Otóż, ostatnie badania zanegowały ostatecznie tą tezę i wskazują na pełną aktywność i plastyczność mógu. Oznacza to tyle, że każda zmiana jest możliwa, nawet ta o 180 stopni, wszystko jest tylko kwestią czasu. U jednych 2 lata konsekwentnej pracy nad sobą, u innych 5 lat, a u jeszcze innych 10. Natomiast zachodzą tu faktyczne fizyczne zniany, skuktujące usunięciem starych połączeń, wytworzeniem nowych, oraz powstaniem nowego toru przepływu impulsów. Tak więc, drobne zmiany + ich częstotliwość = duże zmiany po czasie. Rezultat jest potwierdzony naukowo :)

 

Jak walczyć zatem ze strachem, ze strefą komfortu i auto-sabotażem?

W jaki sposób zapanować nad swoimi przekonaniami?

Jak pracować nad swoją pewnością siebie?

 

Oto najprostsze techniki:

 

  • Afirmacje – Napisane na kartce stwierdzenia, ich rolą jest częste przypominanie swojej treści celem zakorzenienia i oswojenia się z nowym pożądanym sposobem myślenia np. „ja zawsze sobie poradzę”.

  • Werbalizacje – Słowne wyrzucenie z siebie emocjonalnych fraz – patrz motywująca się drożyna futbolowa przed meczem – np. „damy radę!”.

  • Wizualizacje – To taki film reżyserowany przez nas samych celem wytworzenia odpowiednich połączeń neuronowych. Nasz mózg informacje przechowuje za pomocą obrazów – posiada jednak dużo wad i zalet, otóż nie rozróżnia czy informacja jest prawdziwa czy nie, dlatego podczas horroru się boimy, a podczas komedii śmiejemy, mimo iż to fikcja. Mózg to dużo kabelków, między każdym kabelkiem jest jakaś informacja. Celem naszych działań jest zerwać kabelki między złymi informacjami, a wytworzyć kabelki między dobrymi. Czasami bywa, że trzeba najpierw wprowadzić jakąś informację a dopiero potem dbać o odpowiedni tok rozumowania w oparciu o istotne nowe elementy. Nie mniej jednak, jeśli wyobrazimy sobie jakaś sytuację, to informację są zapisane. Jeśli często używamy tej myśli, połączenie neuronowe staje się silne i trwałe, a co za tym idzie zaczyna wpływać na naszą percepcję. Tak więc, z czasem boimy się horrorów coraz mniej.

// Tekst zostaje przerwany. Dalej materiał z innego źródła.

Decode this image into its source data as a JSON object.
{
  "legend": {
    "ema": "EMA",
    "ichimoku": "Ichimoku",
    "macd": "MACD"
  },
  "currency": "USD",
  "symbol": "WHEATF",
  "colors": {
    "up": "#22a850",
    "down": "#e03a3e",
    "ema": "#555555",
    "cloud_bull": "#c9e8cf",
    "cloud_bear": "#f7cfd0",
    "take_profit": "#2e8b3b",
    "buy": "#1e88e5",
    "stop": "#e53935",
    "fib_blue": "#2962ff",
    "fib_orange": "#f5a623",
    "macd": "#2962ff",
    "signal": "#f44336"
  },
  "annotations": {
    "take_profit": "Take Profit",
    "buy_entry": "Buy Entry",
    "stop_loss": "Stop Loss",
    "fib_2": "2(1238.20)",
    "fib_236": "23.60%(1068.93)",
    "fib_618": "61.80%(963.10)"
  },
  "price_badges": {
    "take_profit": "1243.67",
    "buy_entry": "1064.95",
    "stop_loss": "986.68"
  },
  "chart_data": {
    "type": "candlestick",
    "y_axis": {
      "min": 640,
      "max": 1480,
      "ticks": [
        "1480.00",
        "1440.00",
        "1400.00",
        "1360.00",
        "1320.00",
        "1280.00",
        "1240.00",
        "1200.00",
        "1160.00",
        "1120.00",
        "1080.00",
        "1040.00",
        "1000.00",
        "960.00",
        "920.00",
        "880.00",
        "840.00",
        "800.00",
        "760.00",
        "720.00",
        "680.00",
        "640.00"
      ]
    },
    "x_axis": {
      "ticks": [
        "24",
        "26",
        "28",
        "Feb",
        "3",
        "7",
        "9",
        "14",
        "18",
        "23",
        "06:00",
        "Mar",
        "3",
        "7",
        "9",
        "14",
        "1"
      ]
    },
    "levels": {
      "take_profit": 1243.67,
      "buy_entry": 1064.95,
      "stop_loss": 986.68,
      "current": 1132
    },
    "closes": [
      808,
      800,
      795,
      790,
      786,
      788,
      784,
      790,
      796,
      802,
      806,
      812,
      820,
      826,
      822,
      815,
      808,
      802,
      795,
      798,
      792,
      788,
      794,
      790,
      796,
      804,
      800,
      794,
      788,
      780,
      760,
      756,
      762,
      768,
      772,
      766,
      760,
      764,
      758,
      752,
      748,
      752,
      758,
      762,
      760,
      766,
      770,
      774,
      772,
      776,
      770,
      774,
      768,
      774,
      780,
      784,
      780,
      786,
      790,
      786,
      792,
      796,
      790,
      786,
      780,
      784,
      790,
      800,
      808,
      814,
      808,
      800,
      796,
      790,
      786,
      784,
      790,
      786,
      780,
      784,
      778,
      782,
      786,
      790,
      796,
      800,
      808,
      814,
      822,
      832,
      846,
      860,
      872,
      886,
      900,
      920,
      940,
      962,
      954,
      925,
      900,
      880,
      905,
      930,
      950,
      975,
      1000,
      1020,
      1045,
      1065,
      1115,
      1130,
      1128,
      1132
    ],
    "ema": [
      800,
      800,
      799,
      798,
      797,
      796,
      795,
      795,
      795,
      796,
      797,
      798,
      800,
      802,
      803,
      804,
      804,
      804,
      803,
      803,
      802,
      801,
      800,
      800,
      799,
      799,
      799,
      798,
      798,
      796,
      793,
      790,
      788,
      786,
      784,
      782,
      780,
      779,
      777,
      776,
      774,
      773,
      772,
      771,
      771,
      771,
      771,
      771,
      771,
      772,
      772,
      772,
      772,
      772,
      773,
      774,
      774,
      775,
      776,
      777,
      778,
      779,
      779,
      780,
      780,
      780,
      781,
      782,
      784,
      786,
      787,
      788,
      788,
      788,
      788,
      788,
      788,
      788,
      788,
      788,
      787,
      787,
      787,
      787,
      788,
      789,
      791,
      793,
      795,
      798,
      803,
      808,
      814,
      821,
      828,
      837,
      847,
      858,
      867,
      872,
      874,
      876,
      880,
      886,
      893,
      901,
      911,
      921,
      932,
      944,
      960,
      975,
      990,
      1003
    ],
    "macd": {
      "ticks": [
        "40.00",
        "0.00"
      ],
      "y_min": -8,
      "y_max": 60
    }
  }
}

  • Kontakty z ludźmi sukcesu – Nic innego nie jest tak skuteczne jak osoby, które zmierzają razem z Tobą do celu, wzajemnie się motywujące i stawiające wspólne kolejne poprzeczki. Wtedy, gdy masz wsparcie wychodzenie ze strefy komfortu jest znacznie łatwiejsze. Jesteś bardziej pewny siebie, a co za tym idzie wytrwalszy. Spotykaj się z tymi, którzy wygrywają, oni zarażą ciebie swoimi nawykami myślowymi. "Szybuj z orłami zamiast grzebać ziemię z kurami". PAMIĘTAJ! Twój umysł przyjmuje postawy, zachowania i opinie ludzi, z którymi jesteś najmocniej związany! Dobierz towarzystwo jak najlepiej!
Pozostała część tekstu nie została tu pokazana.